Four others were sentenced to life in prison in a 2001 trial in Manhattan federal court.
Osama bin Laden was also named in the indictment.
Abderraouf Jdey was already on the FBI Seeking Information – War on Terrorism list since January 17, 2002, to which the other four were added as well.
American Democrats labeled the warning "suspicious".
Dismissing the threat, they claimed it was solely to divert attention from President Bush's plummeting poll numbers and to push the failings of the Invasion of Iraq off the front page.
CSIS director Reid Morden voiced similar concerns, saying it seemed more like "election year" politics, than an actual threat—and The New York Times pointed out that one day before the announcement, they had been told by the Department of Homeland Security that there were no current risks.
His arrest was made by the Intelligence Bureau Pakistan in a raid with police commandos.
On May 26, 2004, United States Attorney General John Ashcroft and FBI Director Robert Mueller announced that reports indicated that Ghailani was one of seven al-Qaeda members who were planning a terrorist action for the summer or fall of 2004.
On July 25, 2004, a nearly eight-hour battle ensued in the town of Gujrat, Pakistan between security officials and terrorists.
Ghailani and thirteen others, included his wife and children, were arrested.
A police officer was wounded in the battle.
Pakistani Interior Minister Makhdoom Faisal Saleh Hayat announced the capture of Ghailani on July 29, 2004.
The US Government had offered a $5,000,000 USD bounty offered for information leading to the arrest of Ghailani.
Some press reports (including the American magazine New Republic ) questioned whether the timing of the announcement of Ghailani's capture was politically motivated.
The announcement was made just hours before U.S. Presidential candidate John Kerry was due to make his acceptance speech at the 2004 Democratic National Convention, an event at which a candidate usually receives a significant boost in the polls.
Hayyat made the announcement after midnight local time, despite having apparently known Ghailiani's identity for some days beforehand.
In 2004, he was captured and detained by Pakistani forces in a joint operation with the United States, and was held until June 9, 2009, at Guantanamo Bay detention camp; one of 14 Guantanamo detainees who had previously been held at secret locations abroad.

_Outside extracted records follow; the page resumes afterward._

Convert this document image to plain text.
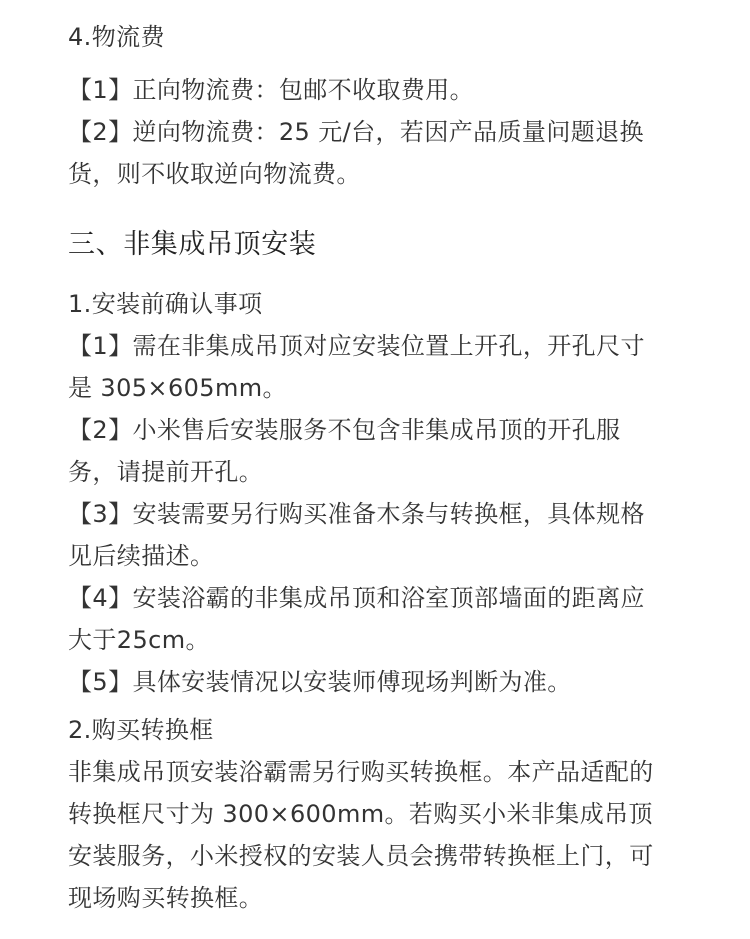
4.物流费
【1】正向物流费：包邮不收取费用。
【2】逆向物流费：25 元/台，若因产品质量问题退换
货，则不收取逆向物流费。
三、非集成吊顶安装
1.安装前确认事项
【1】需在非集成吊顶对应安装位置上开孔，开孔尺寸
是 305×605mm。
【2】小米售后安装服务不包含非集成吊顶的开孔服
务，请提前开孔。
【3】安装需要另行购买准备木条与转换框，具体规格
见后续描述。
【4】安装浴霸的非集成吊顶和浴室顶部墙面的距离应
大于25cm。
【5】具体安装情况以安装师傅现场判断为准。
2.购买转换框
非集成吊顶安装浴霸需另行购买转换框。本产品适配的
转换框尺寸为 300×600mm。若购买小米非集成吊顶
安装服务，小米授权的安装人员会携带转换框上门，可
现场购买转换框。
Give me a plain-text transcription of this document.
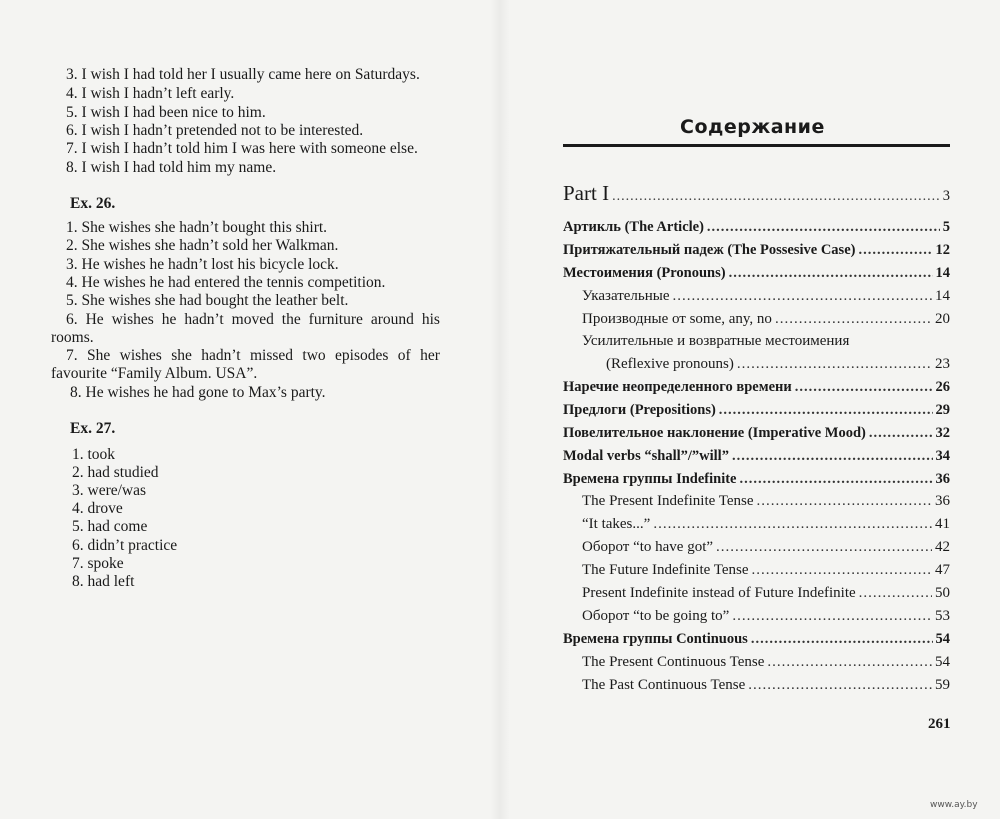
3. I wish I had told her I usually came here on Saturdays.
4. I wish I hadn’t left early.
5. I wish I had been nice to him.
6. I wish I hadn’t pretended not to be interested.
7. I wish I hadn’t told him I was here with someone else.
8. I wish I had told him my name.
Ex. 26.
1. She wishes she hadn’t bought this shirt.
2. She wishes she hadn’t sold her Walkman.
3. He wishes he hadn’t lost his bicycle lock.
4. He wishes he had entered the tennis competition.
5. She wishes she had bought the leather belt.
6. He wishes he hadn’t moved the furniture around his
rooms.
7. She wishes she hadn’t missed two episodes of her
favourite “Family Album. USA”.
8. He wishes he had gone to Max’s party.
Ex. 27.
1. took
2. had studied
3. were/was
4. drove
5. had come
6. didn’t practice
7. spoke
8. had left
Содержание
Part I .....	3
Артикль (The Article) .....	5
Притяжательный падеж (The Possesive Case) .....	12
Местоимения (Pronouns) .....	14
Указательные .....	14
Производные от some, any, no .....	20
Усилительные и возвратные местоимения
(Reflexive pronouns) .....	23
Наречие неопределенного времени .....	26
Предлоги (Prepositions) .....	29
Повелительное наклонение (Imperative Mood) .....	32
Modal verbs “shall”/”will” .....	34
Времена группы Indefinite .....	36
The Present Indefinite Tense .....	36
“It takes...” .....	41
Оборот “to have got” .....	42
The Future Indefinite Tense .....	47
Present Indefinite instead of Future Indefinite .....	50
Оборот “to be going to” .....	53
Времена группы Continuous .....	54
The Present Continuous Tense .....	54
The Past Continuous Tense .....	59
261
www.ay.by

According to The Washington Post, Ghailani told military officers he is contrite and claimed to be an exploited victim of al-Qaeda operatives.
Ghailani was transported from Guantanamo Bay to New York City to await trial in the United States District Court for the Southern District of New York in June 2009.

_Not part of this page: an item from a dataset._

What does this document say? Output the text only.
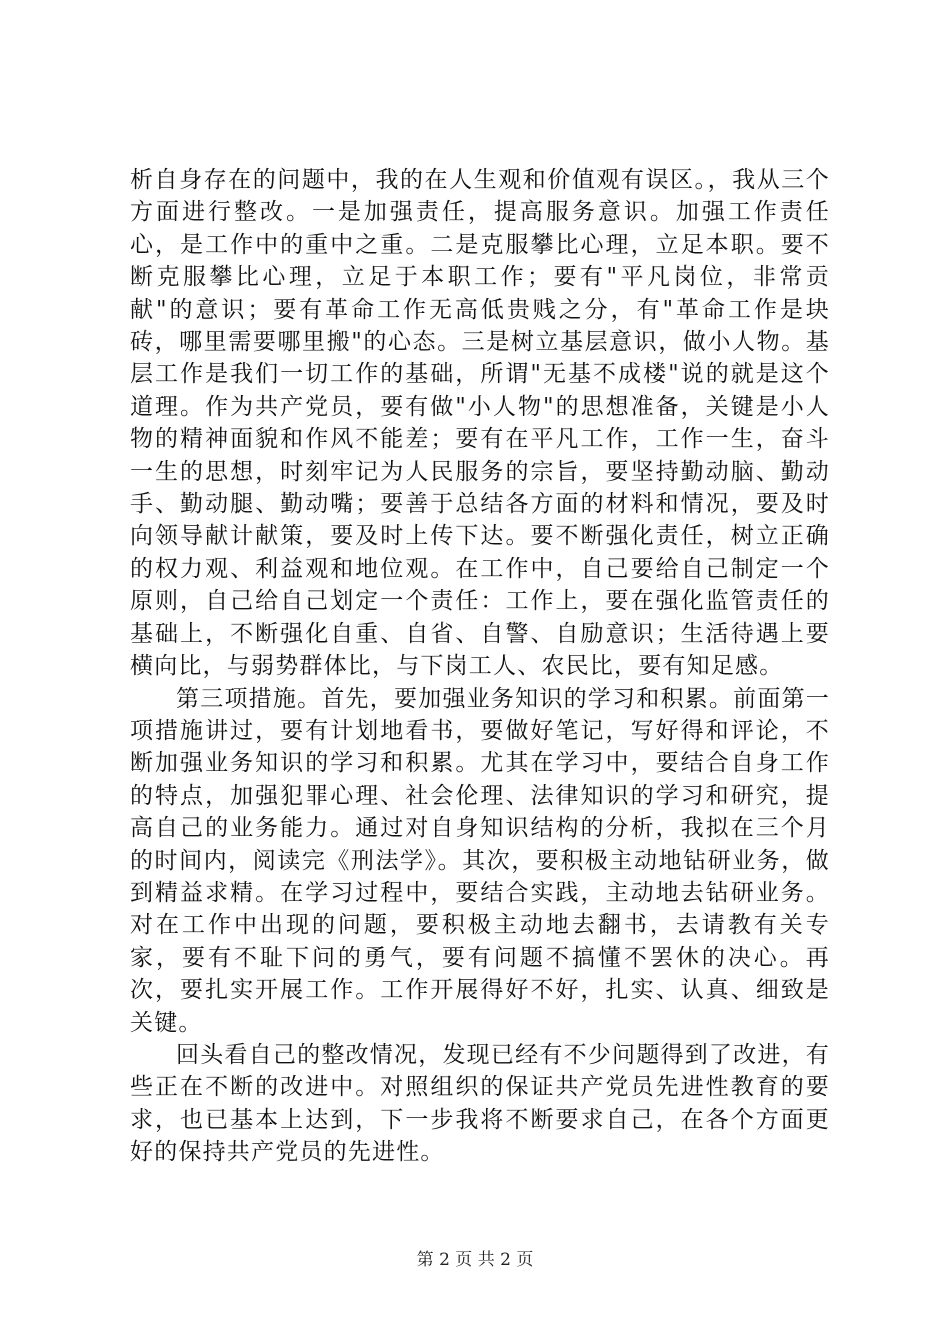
析自身存在的问题中，我的在人生观和价值观有误区。，我从三个方面进行整改。一是加强责任，提高服务意识。加强工作责任心，是工作中的重中之重。二是克服攀比心理，立足本职。要不断克服攀比心理，立足于本职工作；要有"平凡岗位，非常贡献"的意识；要有革命工作无高低贵贱之分，有"革命工作是块砖，哪里需要哪里搬"的心态。三是树立基层意识，做小人物。基层工作是我们一切工作的基础，所谓"无基不成楼"说的就是这个道理。作为共产党员，要有做"小人物"的思想准备，关键是小人物的精神面貌和作风不能差；要有在平凡工作，工作一生，奋斗一生的思想，时刻牢记为人民服务的宗旨，要坚持勤动脑、勤动手、勤动腿、勤动嘴；要善于总结各方面的材料和情况，要及时向领导献计献策，要及时上传下达。要不断强化责任，树立正确的权力观、利益观和地位观。在工作中，自己要给自己制定一个原则，自己给自己划定一个责任：工作上，要在强化监管责任的基础上，不断强化自重、自省、自警、自励意识；生活待遇上要横向比，与弱势群体比，与下岗工人、农民比，要有知足感。

第三项措施。首先，要加强业务知识的学习和积累。前面第一项措施讲过，要有计划地看书，要做好笔记，写好得和评论，不断加强业务知识的学习和积累。尤其在学习中，要结合自身工作的特点，加强犯罪心理、社会伦理、法律知识的学习和研究，提高自己的业务能力。通过对自身知识结构的分析，我拟在三个月的时间内，阅读完《刑法学》。其次，要积极主动地钻研业务，做到精益求精。在学习过程中，要结合实践，主动地去钻研业务。对在工作中出现的问题，要积极主动地去翻书，去请教有关专家，要有不耻下问的勇气，要有问题不搞懂不罢休的决心。再次，要扎实开展工作。工作开展得好不好，扎实、认真、细致是关键。

回头看自己的整改情况，发现已经有不少问题得到了改进，有些正在不断的改进中。对照组织的保证共产党员先进性教育的要求，也已基本上达到，下一步我将不断要求自己，在各个方面更好的保持共产党员的先进性。

第 2 页 共 2 页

When the case came to trial, the judge disallowed the testimony of a key witness.
On November 17, 2010, a jury found him guilty of one count of conspiracy, but acquitted him of 284 other charges including all murder counts.
Critics of the Obama administration said the verdict proves civilian courts cannot be trusted to prosecute terrorists since it shows a jury might acquit a defendant entirely.
Supporters of the trial have said that the conviction and the stiff sentencing prove that the federal justice system works.
On January 25, 2011, U.S. District Judge Lewis A. Kaplan, the presiding judge in the case, sentenced Ghailani, believed to be 36 years old at the time, to life in prison for the bombing, stating that any suffering Ghailani experienced at the hands of the CIA or other agencies while in custody at Guantanamo Bay pales in comparison to the monumental tragedy of the bombings of the U.S. embassies in Kenya and Tanzania in 1998, which killed 224 people, including 12 Americans, and left thousands injured or otherwise impacted by the crimes.
The attacks were one of the deadliest non-wartime incidents of international terrorism to affect the United States; they were on a scale not surpassed until the September 11 attacks three years later.
Ghailani, who had said he was never involved and did not intend to kill anyone, had been portrayed as cooperating with investigators—yielding information wanted by investigators—and as remorseful by his defense counsel, but that argument of relative non-involvement or remorse was not accepted.
He is the fifth person to be sentenced.